最後、生体サンプル(血液、尿、唾液、皮膚など)の提供です。こちらはCOMBAINED BrainSIMONS SEARCHLIGHTという希少疾患、遺伝子関連の神経発達障害、自閉症などを研究している非営利の組織によって行われています。

提供は全て任意です。一度提供すれば完了(皮膚、口腔内細胞など)のものと可能であれば、毎年、提供を求められるものがあり血液は毎年です。昨年は、患者である娘とコントロール群として兄弟の血液を提供しましたが、今年は娘と母親である私の血液をコントロール群として提供しました。

また、提供前にWEBのデーターベースにログインして同意と、いくつかの質問(妊娠中、出産時の状況など)に答える必要があります。

定期的に更新が必要です。会場で、COMBINED Brainを創設したBichell博士にお会いし、お話しましたが、非常に穏やかで優しい方です。

会議でも講演されていましたが、末のお子さんがアンジェルマンシンドロームと判明した後に仕事を辞め大学に戻り、神経学のPhDを取得し、アンジェルマンシンドロームの研究を進めた後にCOMBINED Brainを創設したとのこと。そのような経験から、他の希少疾患の親がそのような多大な労力を割かなくても、研究に参加できるようなプラットフォームを開発いただいたのだと、講演を拝聴して思いました。

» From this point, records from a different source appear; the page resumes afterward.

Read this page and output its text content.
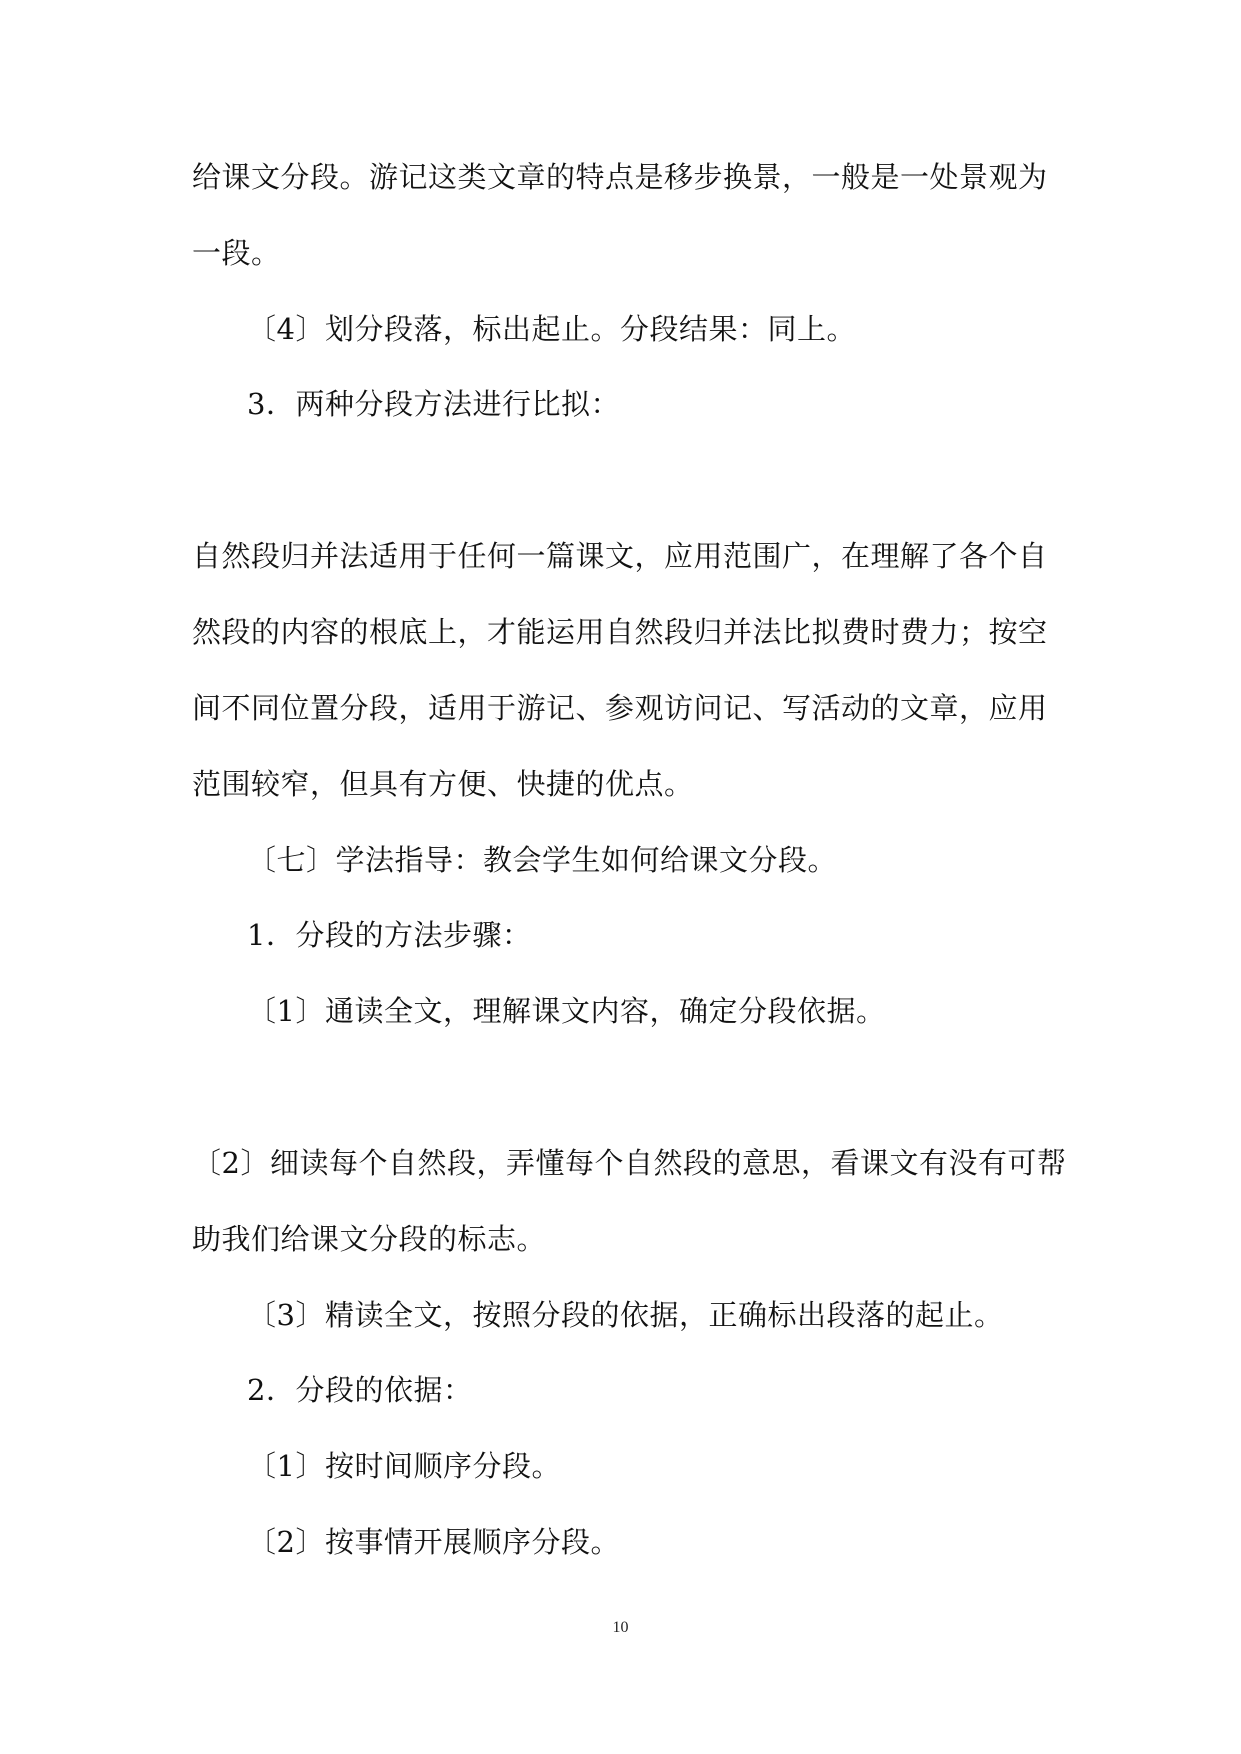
给课文分段。游记这类文章的特点是移步换景，一般是一处景观为
一段。
〔4〕划分段落，标出起止。分段结果：同上。
3．两种分段方法进行比拟：
自然段归并法适用于任何一篇课文，应用范围广，在理解了各个自
然段的内容的根底上，才能运用自然段归并法比拟费时费力；按空
间不同位置分段，适用于游记、参观访问记、写活动的文章，应用
范围较窄，但具有方便、快捷的优点。
〔七〕学法指导：教会学生如何给课文分段。
1．分段的方法步骤：
〔1〕通读全文，理解课文内容，确定分段依据。
〔2〕细读每个自然段，弄懂每个自然段的意思，看课文有没有可帮
助我们给课文分段的标志。
〔3〕精读全文，按照分段的依据，正确标出段落的起止。
2．分段的依据：
〔1〕按时间顺序分段。
〔2〕按事情开展顺序分段。
10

このように、たくさんの研究者と海外患者会の方々の多大な尽力のもと行われ、確実に治療薬開発につながっているNatural History Studyに参加できて嬉しく思っています。娘は現在のところ唯一の日本人の症例です。また数少ない、アジア人の一人だと思います。研究に少しでも貢献できたら、また日本人を一人でも登録することで、日本とのつながりを作れたらとの思いで参加しました。

日本では、患者が登録するタイプのレジストリ研究の登録率が非常に低い、と耳にしたこともあります。確かに、数多くの質問にWEBであろうと定期的に答えていくのは、希少疾患児、障害児の育児をしながらは負担が大きいと思います。

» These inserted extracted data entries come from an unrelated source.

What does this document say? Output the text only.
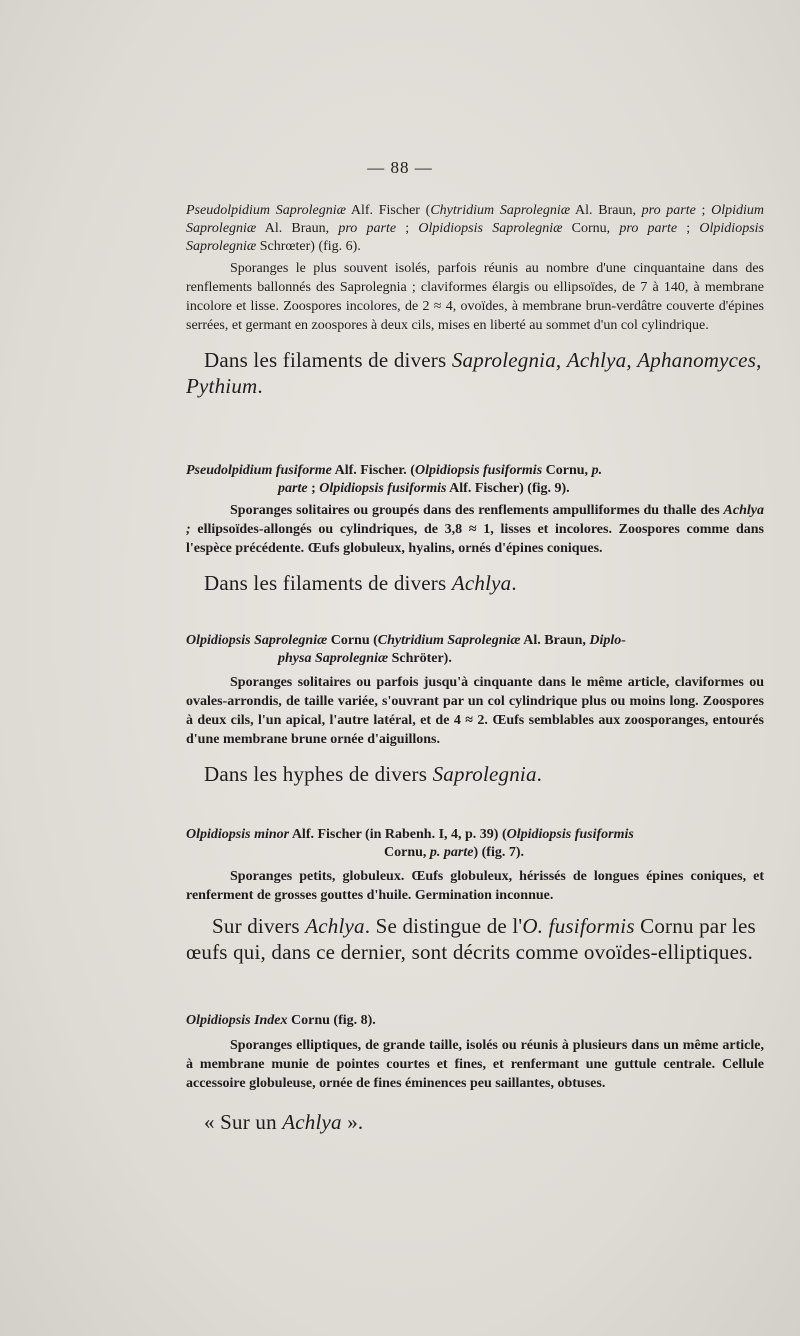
— 88 —
Pseudolpidium Saprolegniæ Alf. Fischer (Chytridium Saprolegniæ Al. Braun, pro parte ; Olpidium Saprolegniæ Al. Braun, pro parte ; Olpidiopsis Saprolegniæ Cornu, pro parte ; Olpidiopsis Saprolegniæ Schrœter) (fig. 6).
Sporanges le plus souvent isolés, parfois réunis au nombre d'une cinquantaine dans des renflements ballonnés des Saprolegnia ; claviformes élargis ou ellipsoïdes, de 7 à 140, à membrane incolore et lisse. Zoospores incolores, de 2 ≈ 4, ovoïdes, à membrane brun-verdâtre couverte d'épines serrées, et germant en zoospores à deux cils, mises en liberté au sommet d'un col cylindrique.
Dans les filaments de divers Saprolegnia, Achlya, Aphanomyces, Pythium.
Pseudolpidium fusiforme Alf. Fischer. (Olpidiopsis fusiformis Cornu, p.
parte ; Olpidiopsis fusiformis Alf. Fischer) (fig. 9).
Sporanges solitaires ou groupés dans des renflements ampulliformes du thalle des Achlya ; ellipsoïdes-allongés ou cylindriques, de 3,8 ≈ 1, lisses et incolores. Zoospores comme dans l'espèce précédente. Œufs globuleux, hyalins, ornés d'épines coniques.
Dans les filaments de divers Achlya.
Olpidiopsis Saprolegniæ Cornu (Chytridium Saprolegniæ Al. Braun, Diplo-
physa Saprolegniæ Schröter).
Sporanges solitaires ou parfois jusqu'à cinquante dans le même article, claviformes ou ovales-arrondis, de taille variée, s'ouvrant par un col cylindrique plus ou moins long. Zoospores à deux cils, l'un apical, l'autre latéral, et de 4 ≈ 2. Œufs semblables aux zoosporanges, entourés d'une membrane brune ornée d'aiguillons.
Dans les hyphes de divers Saprolegnia.
Olpidiopsis minor Alf. Fischer (in Rabenh. I, 4, p. 39) (Olpidiopsis fusiformis
Cornu, p. parte) (fig. 7).
Sporanges petits, globuleux. Œufs globuleux, hérissés de longues épines coniques, et renferment de grosses gouttes d'huile. Germination inconnue.
Sur divers Achlya. Se distingue de l'O. fusiformis Cornu par les œufs qui, dans ce dernier, sont décrits comme ovoïdes-elliptiques.
Olpidiopsis Index Cornu (fig. 8).
Sporanges elliptiques, de grande taille, isolés ou réunis à plusieurs dans un même article, à membrane munie de pointes courtes et fines, et renfermant une guttule centrale. Cellule accessoire globuleuse, ornée de fines éminences peu saillantes, obtuses.
« Sur un Achlya ».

ただ、一番不足しているのは、時間ではなくで「理解」なのではないか、と思います。

研究は何のために行われているのか、何が目標なのか、どのような可能性があるのか、患者家族は何のために研究に参加するのか、誰がどうやってどれだけの時間と労力をかけて作ってくれたのか、「理解」することが一番重要で、そのための対話の機会を作ることが大事だとこの会議を通して思いました。

4回に渡り報告してきた海外患者会参加報告ですが、以上になります。読んでいただきありがとうございました。